One of Hart’s main aims is to be an approachable president. ‘When I went out and got my signatures I didn’t go around and say ‘I’m running for President, will you sign this?’ I saw down with them and spoke to people.’ She believes that the high student engagement seen with the impeachment referendum can be further used for other campaigns. ‘Having been out on the ground and speaking to students, I know that there is that level of interest if we’re not throwing it down their throats.’  She also acknowledges the work done by Barry Murphy on getting students engaged saying “Barry [current C+C Officer] has done an amazing job, everyone on campus knows him from the Snapchat campaign so I do feel students are actively engaged and it’s a matter of keeping those campaign’s going’.

The main aim of Hart’s manifesto is to make UCD building’s more accessible for everyone. In a bid to understand the problem Hart got into a wheelchair and went around campus trying to access buildings and found several problems. ‘The ramps, trying to get up them at this time of year when they’re covered in wet slippy leaves, I couldn’t fit into one of the bathrooms even though the doorway is supposed to be 2.5 inches bigger than the average wheelchair. The immediate plan would be to fix the electric doors on campus. You push the button for the double doors and only one door works, half the doors don’t work. Aoibhs Nic Giolla Riogh [the current Health Science Officer] did the same thing last year and of the 7 she found working, she managed to get that number up to 21 out of the 33 on campus but now it’s back down. The problem is, if you push through those doors, you wear down the springs so the wheelchair access doors need to be pushed open. Why can’t we just have automatic doors?”

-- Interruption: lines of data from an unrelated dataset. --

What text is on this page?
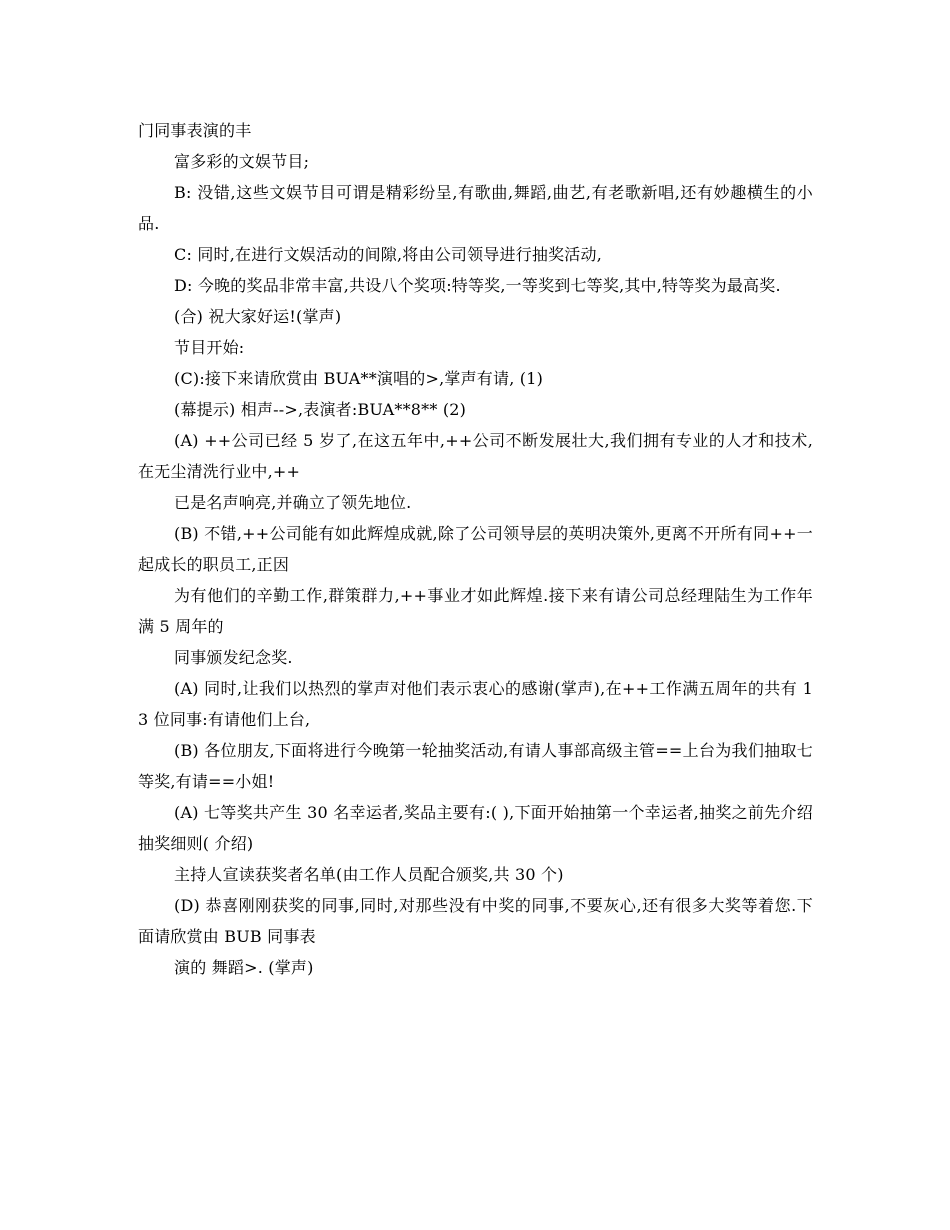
门同事表演的丰

富多彩的文娱节目;

B: 没错,这些文娱节目可谓是精彩纷呈,有歌曲,舞蹈,曲艺,有老歌新唱,还有妙趣横生的小品.

C: 同时,在进行文娱活动的间隙,将由公司领导进行抽奖活动,

D: 今晚的奖品非常丰富,共设八个奖项:特等奖,一等奖到七等奖,其中,特等奖为最高奖.

(合) 祝大家好运!(掌声)

节目开始:

(C):接下来请欣赏由 BUA**演唱的>,掌声有请, (1)

(幕提示) 相声-->,表演者:BUA**8** (2)

(A) ++公司已经 5 岁了,在这五年中,++公司不断发展壮大,我们拥有专业的人才和技术,在无尘清洗行业中,++

已是名声响亮,并确立了领先地位.

(B) 不错,++公司能有如此辉煌成就,除了公司领导层的英明决策外,更离不开所有同++一起成长的职员工,正因

为有他们的辛勤工作,群策群力,++事业才如此辉煌.接下来有请公司总经理陆生为工作年满 5 周年的

同事颁发纪念奖.

(A) 同时,让我们以热烈的掌声对他们表示衷心的感谢(掌声),在++工作满五周年的共有 13 位同事:有请他们上台,

(B) 各位朋友,下面将进行今晚第一轮抽奖活动,有请人事部高级主管==上台为我们抽取七等奖,有请==小姐!

(A) 七等奖共产生 30 名幸运者,奖品主要有:( ),下面开始抽第一个幸运者,抽奖之前先介绍抽奖细则( 介绍)

主持人宣读获奖者名单(由工作人员配合颁奖,共 30 个)

(D) 恭喜刚刚获奖的同事,同时,对那些没有中奖的同事,不要灰心,还有很多大奖等着您.下面请欣赏由 BUB 同事表

演的 舞蹈>. (掌声)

Another key promise of Hart’s is to reduce the waiting lists for counselling, a promise made by many people who have ran for SU positions but Hart feels she really can do something about it. ‘I’ve spoken to the Health Service and there’s around 180 students on waiting lists and if a student is on the waiting list for more than 2 weeks, the service provides vouchers for students to go out to external councillors for five sessions. Those vouchers are great but you still have to trek out to Clonskeagh, Dundrum, Blackrock which aren’t that fair away but if you’re in a such a state that you need to see someone, 2 weeks is a long time to wait.” Hart would like to see an external councillor brought in once or twice a week to help ease waiting lists. ‘I know the budget isn’t readily available but then we have to work out how to reallocate the budget’.

Hart also wants to lobby UCD on the number of car parking spaces available and the price of parking permits which as reported by the Tribune, are set to increase. Car parking spaces are dictated by Dun Laoghaire Rathdown County Council who just last week granted planning permission for an extension to NovaUCD on the basis that the number of car parking spaces initially planned for, were reduced. ‘My campaign would be to see, where is that money going, why is the fee being increased without extra resources being put into car parking spaces? What’s that money being used for? Personally I have no issue with paying €100 for the year, anyone who drives has to acknowledge that €100 is pretty good for parking. My issue is anyone who pays €100, you’re coming in and there’s nowhere to park. My position is lobbying, why are they trying to reduce car parking spaces?”

It’s clear that Rebecca Hart is an experienced and capable candidate. She’s been involved in the SU for the last 5 years and doesn’t believe that Barry Murphy having had more crossover training than her puts her at a disadvantage. Whether this is Hart playing the underdog card remains to be seen but she is definitely not a candidate that you can immediately write off. When asked why she’s running again given she came third to Katie Ascough in last year’s election, her reply is simple “I still believe I can do an amazing job for the students”. If she is elected and delivers on the promises she’s made in her manifesto, she might just do that.